Mentre Harris cerca di attrarre l’elettorato sottolineando l’importanza del ruolo americano come leader globale e difensore della democrazia, Trump fa leva su una retorica populista che si concentra sul bisogno di risolvere prima i problemi interni, come l’immigrazione, la criminalità e l’economia, mettendo in secondo piano le questioni internazionali.
A meno di un mese dalle elezioni, il risultato è tutt’altro che scontato.

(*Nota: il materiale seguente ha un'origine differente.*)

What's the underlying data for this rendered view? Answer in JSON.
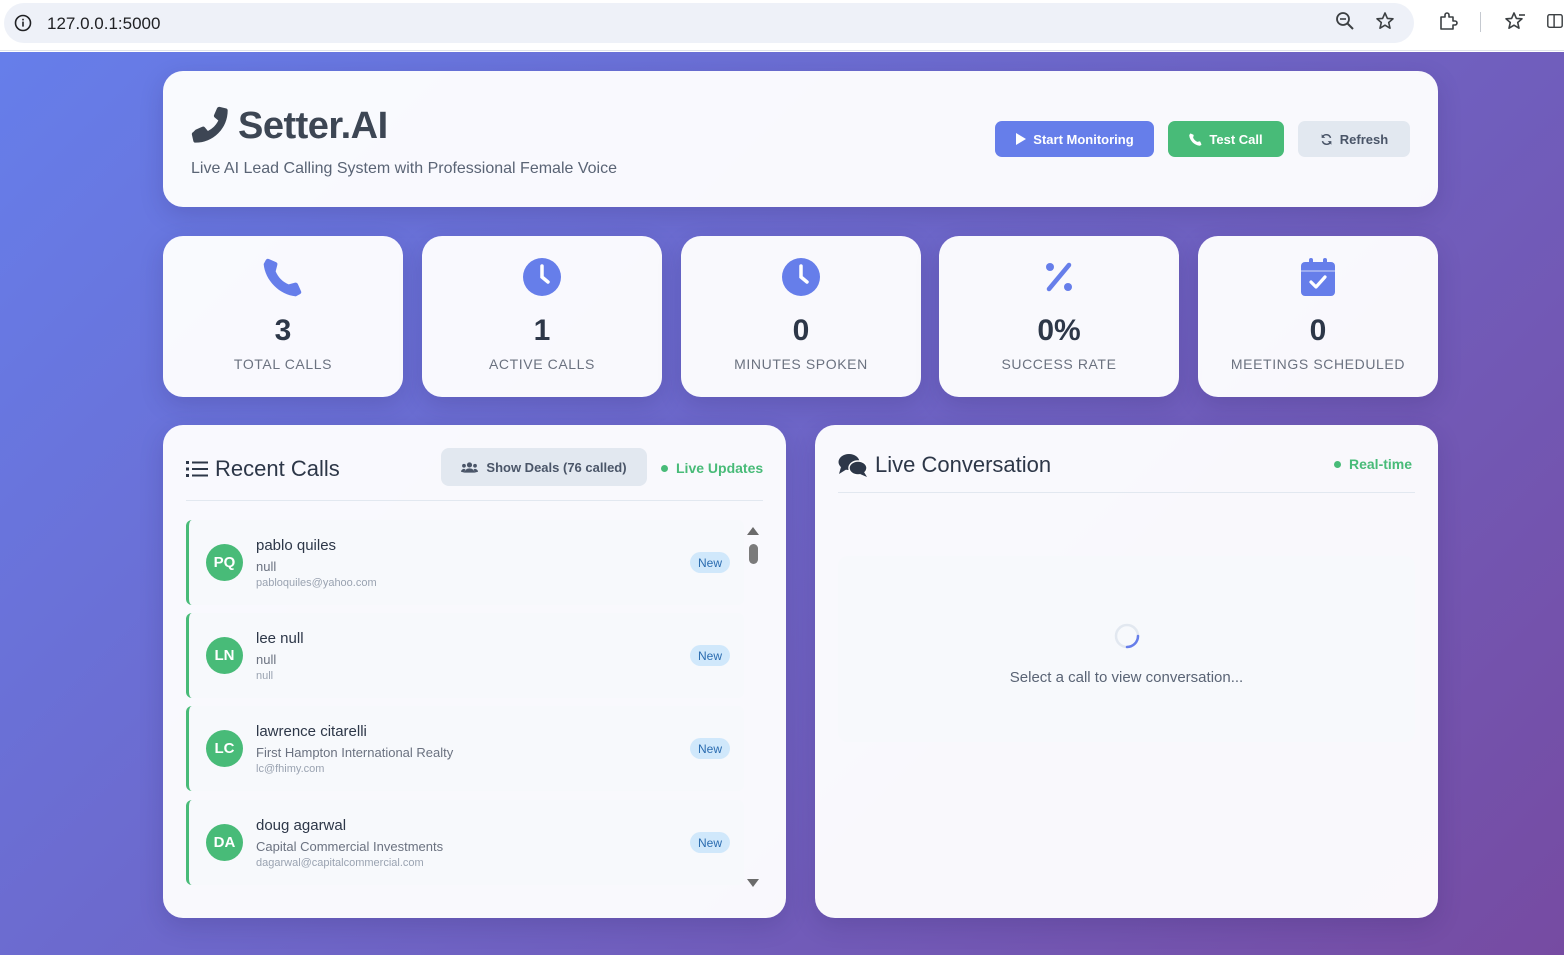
{
  "browser": {
    "url": "127.0.0.1:5000",
    "icons": [
      "info-icon",
      "zoom-icon",
      "bookmark-star-icon",
      "extensions-icon",
      "favorites-icon",
      "split-screen-icon"
    ]
  },
  "colors": {
    "primary": "#667eea",
    "success": "#48bb78",
    "neutral": "#e2e8f0",
    "gradient_start": "#667eea",
    "gradient_end": "#764ba2"
  },
  "header": {
    "title": "Setter.AI",
    "subtitle": "Live AI Lead Calling System with Professional Female Voice",
    "buttons": {
      "start_monitoring": "Start Monitoring",
      "test_call": "Test Call",
      "refresh": "Refresh"
    }
  },
  "stats": [
    {
      "icon": "phone-icon",
      "value": "3",
      "label": "TOTAL CALLS"
    },
    {
      "icon": "clock-icon",
      "value": "1",
      "label": "ACTIVE CALLS"
    },
    {
      "icon": "clock-icon",
      "value": "0",
      "label": "MINUTES SPOKEN"
    },
    {
      "icon": "percent-icon",
      "value": "0%",
      "label": "SUCCESS RATE"
    },
    {
      "icon": "calendar-check-icon",
      "value": "0",
      "label": "MEETINGS SCHEDULED"
    }
  ],
  "recent_calls": {
    "title": "Recent Calls",
    "show_deals": "Show Deals (76 called)",
    "live_updates": "Live Updates",
    "items": [
      {
        "initials": "PQ",
        "name": "pablo quiles",
        "company": "null",
        "email": "pabloquiles@yahoo.com",
        "status": "New"
      },
      {
        "initials": "LN",
        "name": "lee null",
        "company": "null",
        "email": "null",
        "status": "New"
      },
      {
        "initials": "LC",
        "name": "lawrence citarelli",
        "company": "First Hampton International Realty",
        "email": "lc@fhimy.com",
        "status": "New"
      },
      {
        "initials": "DA",
        "name": "doug agarwal",
        "company": "Capital Commercial Investments",
        "email": "dagarwal@capitalcommercial.com",
        "status": "New"
      }
    ]
  },
  "conversation": {
    "title": "Live Conversation",
    "realtime": "Real-time",
    "empty_message": "Select a call to view conversation..."
  }
}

Kamala Harris sta giocando le sue carte per ottenere il sostegno delle comunità non bianche e dei giovani, puntando sulla promessa di un’America più giusta e inclusiva. Donald Trump, con il sostegno di Elon Musk, continua a fare leva sulla sua base di elettori fedeli e sul suo messaggio populista di “America First”.
Il primo dibattito ha visto un leggero vantaggio per Harris, ma nelle prossime settimane saranno cruciali i successivi confronti e la capacità di entrambi i candidati di mobilitare i propri elettori. Il 5 novembre, gli americani decideranno il futuro del Paese e queste ultime settimane di campagna elettorale saranno decisive per capire quale direzione prenderanno gli Stati Uniti nei prossimi anni.
Le elezioni americane rappresentano, però, una scelta cruciale non solo per il futuro degli Stati Uniti, ma anche per il resto del mondo. I risultati influenzeranno in modo significativo la politica estera americana e la capacità degli Stati Uniti di gestire crisi come quella in Medio Oriente e in Ucraina.
Questi temi internazionali si intrecciano con le dinamiche interne della campagna elettorale, poiché molti elettori vedono la politica estera come un’estensione della politica interna. Le prossime settimane saranno dunque decisive per comprendere quale delle due visioni prevarrà, ma una cosa è certa: il mondo intero guarda con attenzione, consapevole che il futuro della leadership americana avrà conseguenze ben oltre i confini nazionali.